Conocí a la familia Martínez hará cosa de cinco años y pensándolo bien el apellido es lo único que conservo de ellos. Sus nombres por una razón que no comprendo se fueron extinguiendo de mi recuerdo.
A pesar de que se pudieron apellidar de cualquier otra manera, el apellido Martínez sirve y es muy común por estas tierras. Sería difícil que alguien se sintiera aludido en este relato que por demás no tiene nada de malo. Quizás me confundo y se apellidan Hernández como yo o como muchos en el pueblo. Qué tal si ellos mismos -ante la posibilidad de ser exhibidos en público- refirieron otro apellido y tranquilamente se pudieron apellidar González o López.
Otros detalles como esos no importan mucho. Y siento que por comunes todos tenemos algo que ver con ellos.
En lo que tal vez la mayoría no tengamos nada que ver con los Martínez es que son una familia de personas extremadamente delgadas, flacos, como si estuvieran extinguiéndose, como un hilo de carne, con un par de manos y pies que se mueven con el aire. Hasta los huesos tienen delgados y traslúcidos, por dentro de una piel que más que piel es una membrana, como una segunda camisa.
Eso pensé la primera vez que los vi. Pero había más cosas qué preguntarles, como si no tuvieran respuesta a simple vista, pues era evidente que los cuatro se iban muriendo de hambre. Pensé para todos lados y la evidencia de que esa familia era muy pobre me angustiaba. Pasando sobre mi propia hambre y lo que es más sobre mi propia pobreza, también pensé en la posibilidad de que yo estuviera equivocado.
Los seguí a corta distancia alrededor de una plaza por donde caminábamos, sin perderlos de vista por temor a que desaparecieran de pronto y no pudiese satisfacer mis preguntas.
No tardaron mucho en detectarme los dos hijos de entre 14 y 15 años. Volteaban a cada rato a verme, notaban a la vez algo extraño, tal vez yo mismo era el extraño para ellos. Siempre se dan estas ambivalencias. Pero eso ocurre entre dos personas la primera vez que se miran.
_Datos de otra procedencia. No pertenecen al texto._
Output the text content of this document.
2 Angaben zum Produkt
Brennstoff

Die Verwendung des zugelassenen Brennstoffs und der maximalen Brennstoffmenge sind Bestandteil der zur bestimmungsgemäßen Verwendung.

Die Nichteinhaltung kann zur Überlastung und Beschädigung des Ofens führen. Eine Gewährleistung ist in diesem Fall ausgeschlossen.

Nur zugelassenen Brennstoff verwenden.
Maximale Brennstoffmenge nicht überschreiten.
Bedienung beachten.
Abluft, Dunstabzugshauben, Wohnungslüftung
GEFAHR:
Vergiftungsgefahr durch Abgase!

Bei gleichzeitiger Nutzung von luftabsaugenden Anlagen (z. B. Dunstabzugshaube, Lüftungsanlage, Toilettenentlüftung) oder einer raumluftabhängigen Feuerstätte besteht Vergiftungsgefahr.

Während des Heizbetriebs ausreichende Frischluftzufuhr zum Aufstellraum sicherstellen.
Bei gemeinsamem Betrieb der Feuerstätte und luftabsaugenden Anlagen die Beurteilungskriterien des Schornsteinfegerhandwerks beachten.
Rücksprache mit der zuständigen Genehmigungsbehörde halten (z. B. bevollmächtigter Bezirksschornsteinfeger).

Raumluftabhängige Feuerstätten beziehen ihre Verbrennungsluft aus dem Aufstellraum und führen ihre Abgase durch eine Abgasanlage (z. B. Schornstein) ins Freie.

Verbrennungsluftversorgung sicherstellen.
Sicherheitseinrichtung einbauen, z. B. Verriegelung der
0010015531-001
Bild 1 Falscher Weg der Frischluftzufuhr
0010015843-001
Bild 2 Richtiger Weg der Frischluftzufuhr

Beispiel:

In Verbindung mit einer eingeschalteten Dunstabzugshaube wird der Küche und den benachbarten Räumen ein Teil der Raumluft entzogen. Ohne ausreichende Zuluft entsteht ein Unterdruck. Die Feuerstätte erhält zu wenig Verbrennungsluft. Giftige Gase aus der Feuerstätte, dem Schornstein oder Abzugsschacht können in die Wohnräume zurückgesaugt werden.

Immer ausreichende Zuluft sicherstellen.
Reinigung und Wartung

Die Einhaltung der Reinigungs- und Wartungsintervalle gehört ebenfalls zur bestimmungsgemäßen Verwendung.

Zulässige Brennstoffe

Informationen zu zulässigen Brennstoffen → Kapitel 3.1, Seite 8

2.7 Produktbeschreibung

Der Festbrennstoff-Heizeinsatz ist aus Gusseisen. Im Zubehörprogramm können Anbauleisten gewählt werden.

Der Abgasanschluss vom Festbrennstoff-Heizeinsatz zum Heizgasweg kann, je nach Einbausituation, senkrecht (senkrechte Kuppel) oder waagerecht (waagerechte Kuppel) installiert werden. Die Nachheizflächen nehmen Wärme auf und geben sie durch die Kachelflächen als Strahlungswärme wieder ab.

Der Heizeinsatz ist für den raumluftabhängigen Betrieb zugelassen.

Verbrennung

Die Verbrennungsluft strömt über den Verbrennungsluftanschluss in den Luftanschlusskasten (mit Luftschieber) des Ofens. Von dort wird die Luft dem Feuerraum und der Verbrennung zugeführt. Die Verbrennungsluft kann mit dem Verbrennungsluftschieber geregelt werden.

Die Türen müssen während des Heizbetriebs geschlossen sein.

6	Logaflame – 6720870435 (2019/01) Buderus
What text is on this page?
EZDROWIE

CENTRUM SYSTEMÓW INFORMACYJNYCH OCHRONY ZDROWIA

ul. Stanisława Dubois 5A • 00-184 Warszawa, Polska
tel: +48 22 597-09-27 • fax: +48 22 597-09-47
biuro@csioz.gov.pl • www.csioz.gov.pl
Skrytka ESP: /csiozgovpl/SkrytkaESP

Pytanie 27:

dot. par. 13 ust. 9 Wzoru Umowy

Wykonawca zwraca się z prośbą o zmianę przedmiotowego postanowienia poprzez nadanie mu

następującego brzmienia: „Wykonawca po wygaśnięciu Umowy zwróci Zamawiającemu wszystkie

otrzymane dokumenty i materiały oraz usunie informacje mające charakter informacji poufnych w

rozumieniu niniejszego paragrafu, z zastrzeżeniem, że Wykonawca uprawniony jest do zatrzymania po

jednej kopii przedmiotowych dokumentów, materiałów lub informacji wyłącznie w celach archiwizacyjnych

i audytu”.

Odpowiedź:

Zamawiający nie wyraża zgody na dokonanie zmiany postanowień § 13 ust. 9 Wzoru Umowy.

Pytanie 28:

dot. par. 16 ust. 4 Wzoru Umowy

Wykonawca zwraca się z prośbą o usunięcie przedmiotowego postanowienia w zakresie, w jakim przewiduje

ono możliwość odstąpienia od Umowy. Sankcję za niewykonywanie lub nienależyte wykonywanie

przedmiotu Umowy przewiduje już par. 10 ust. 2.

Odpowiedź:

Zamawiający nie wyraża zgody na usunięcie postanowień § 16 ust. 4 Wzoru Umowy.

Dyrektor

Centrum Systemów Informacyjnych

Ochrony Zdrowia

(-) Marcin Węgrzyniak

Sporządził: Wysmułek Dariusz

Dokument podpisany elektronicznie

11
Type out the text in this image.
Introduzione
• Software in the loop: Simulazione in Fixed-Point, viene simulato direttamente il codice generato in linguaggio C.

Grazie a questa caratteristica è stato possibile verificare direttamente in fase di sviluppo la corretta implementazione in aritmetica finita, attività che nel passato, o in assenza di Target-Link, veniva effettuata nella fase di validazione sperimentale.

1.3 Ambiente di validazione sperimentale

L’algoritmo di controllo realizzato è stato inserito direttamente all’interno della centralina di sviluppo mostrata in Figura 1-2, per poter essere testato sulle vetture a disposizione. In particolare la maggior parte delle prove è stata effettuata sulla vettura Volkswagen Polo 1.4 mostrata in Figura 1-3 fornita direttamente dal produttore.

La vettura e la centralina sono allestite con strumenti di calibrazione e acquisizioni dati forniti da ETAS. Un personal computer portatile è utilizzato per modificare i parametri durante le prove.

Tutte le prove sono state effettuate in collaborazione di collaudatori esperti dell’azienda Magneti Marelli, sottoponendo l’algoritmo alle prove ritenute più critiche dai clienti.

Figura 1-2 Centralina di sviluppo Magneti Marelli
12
Durante días acudí a aquella Plaza tratando de establecer contacto con las cuatro personas. Los adultos al enterarse de que trataba de conectarme con sus hijos les habían prohibido voltear siquiera a verme. Yo llevaba sendos lonches escondidos en una mochila y un par de refrescos, unos jugos, dulces y unos chicles que después cambié por pizzas, luego por frutas y de nuevo por tortas y gorditas, por si se les antojaba para presentar una variedad más o menos prudente para que comieran.
Luego de varios días de insistir y de que no aceptaran mis tortas terminé por comérmelas yo mismo. Recién me di cuenta que en el trayecto de esos días no habían probado bocado o algo que se pareciera, todo era muy extraño, por lo que decidí franquear la barrera de la plaza y seguirlos hasta el lugar donde vivían.
A los pocos días pude penetrar a la intimidad de su hogar sin que nadie me viera mientras ellos estaban en la plaza. Una gran incertidumbre me movía a saber si aquellas personas tenían cocina, si tenían refrigerador, si había vestigios de comida, sobras, algo que dijera que comían.
Tal vez, sólo tal vez por la exquisitez de sus cuerpos, la casa también tenía una decoración minimalista y era pequeña hasta cierto punto para los cuatro. Así que muy pronto me di cuenta que no tenía cocina y me dirigí al cuarto más grande donde pensé sería la recámara, un sitio donde mi imaginación pecaminosa podría imaginar dos hilos haciéndose un nudo fuertemente sujetado el uno al otro. Pronto tuve que ver que dicha habitación estaba llena de libros y, lo más sorprendente, todos los libros hablaban o tenían una relación con el tema de los flacos.
Durante noches y días siguientes y en descuidos de sus dueños fui conociendo el acervo. Escogí uno al azar y lo llevé a la casa. Desde ese entonces he bajado de peso por las desveladas, pero me di cuenta hace poco y demasiado tarde. Sigo leyendo el libro.
Como les decía la biblioteca era especializada con alrededor de unos 3000 volúmenes en diversos idiomas. Leí los que había en español. Los que traían dibujos por los que se sabía que había flacos que morían por su propia voluntad de flacos.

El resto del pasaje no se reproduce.